In modern praxis, a knowledge-driven design of pharmaceutical compounds relies heavily on protein structure data. Nonetheless, quantification of the interaction between protein and ligand is of great importance in the theoretical evaluation of the ability of a pharmaceutical compound to comply with certain expectations. The FMO (fragment molecular orbital) method is handy in this regard. However, the physical complexity and the number of the interactions within a protein-ligand complex renders analysis of the results somewhat complicated. This situation prompted us to develop the 3D-visualization of interaction energies in protein (3D-VIEP) method; the toolkit AnalysisFMO, which should enable a more efficient and convenient workflow with FMO data generated by quantum-chemical packages such as GAMESS, PAICS, and ABINIT-MP. AnalysisFMO consists of two separate units, RbAnalysisFMO, and the PyMOL plugins. The former can extract interfragment interaction energies (IFIEs) or pair interaction energies (PIEs) from the FMO output files generated by the aforementioned quantum-chemical packages. The PyMOL plugins enable visualization of IFIEs or PIEs in the protein structure in PyMOL. We demonstrate the use of this tool on a lectin protein from Burkholderia cenocepacia in which FMO analysis revealed the existence of a new interaction between Gly84 and fucose. Moreover, we found that second-shell interactions are crucial in forming the sugar binding site. In the case of bilirubin oxidase from Myrothecium verrucaria (MvBO), we predict that interactions between Asp105 and three His residues (His401, His403, and His136) are essential for optimally positioning the His residues to coordinate Cu atoms to form one Type 2 and two Type 3 Cu ions.

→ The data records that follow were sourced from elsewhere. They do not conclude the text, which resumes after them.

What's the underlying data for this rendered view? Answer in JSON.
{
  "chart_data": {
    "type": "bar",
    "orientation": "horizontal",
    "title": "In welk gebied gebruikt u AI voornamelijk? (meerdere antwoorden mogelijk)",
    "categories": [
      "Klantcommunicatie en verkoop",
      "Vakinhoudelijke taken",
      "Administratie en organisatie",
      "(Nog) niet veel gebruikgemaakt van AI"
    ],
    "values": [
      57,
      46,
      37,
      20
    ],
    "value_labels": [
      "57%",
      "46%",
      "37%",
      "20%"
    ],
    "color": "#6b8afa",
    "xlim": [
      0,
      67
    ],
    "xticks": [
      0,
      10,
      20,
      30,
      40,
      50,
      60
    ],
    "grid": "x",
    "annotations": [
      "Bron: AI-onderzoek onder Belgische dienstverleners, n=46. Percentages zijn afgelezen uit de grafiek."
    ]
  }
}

在现代实践中,药物化合物的知识驱动设计在很大程度上依赖于蛋白质结构数据。然而,在理论上评估药物化合物是否符合某些预期时,定量研究蛋白质与配体之间的相互作用非常重要。FMO(片段分子轨道)方法在此方面非常有用。然而,由于蛋白质-配体复合物内的物理复杂性和相互作用数量,分析结果有些复杂。这种情况促使我们开发了蛋白质相互作用能量的 3D 可视化(3D-VIEP)方法;AnalysisFMO 工具包,它应该能够使 FMO 数据的生成和分析更加高效和方便,这些数据是由 GAMESS、PAICS 和 ABINIT-MP 等量子化学软件包生成的。AnalysisFMO 由两个独立的单元组成,RbAnalysisFMO 和 PyMOL 插件。前者可以从上述量子化学软件包生成的 FMO 输出文件中提取片段间相互作用能(IFIE)或对相互作用能(PIE)。PyMOL 插件可以在 PyMOL 中可视化蛋白质结构中的 IFIE 或 PIE。我们在伯克霍尔德氏菌属假单胞菌的凝集素蛋白上展示了该工具的使用,在该蛋白中,FMO 分析揭示了 Gly84 与岩藻糖之间存在新的相互作用。此外,我们发现第二层相互作用对于形成糖结合位点至关重要。对于来自粘帚霉(Myrothecium verrucaria)的胆红素氧化酶(MvBO),我们预测 Asp105 与三个 His 残基(His401、His403 和 His136)之间的相互作用对于最佳定位 His 残基以协调 Cu 原子形成一个 Type 2 和两个 Type 3 Cu 离子至关重要。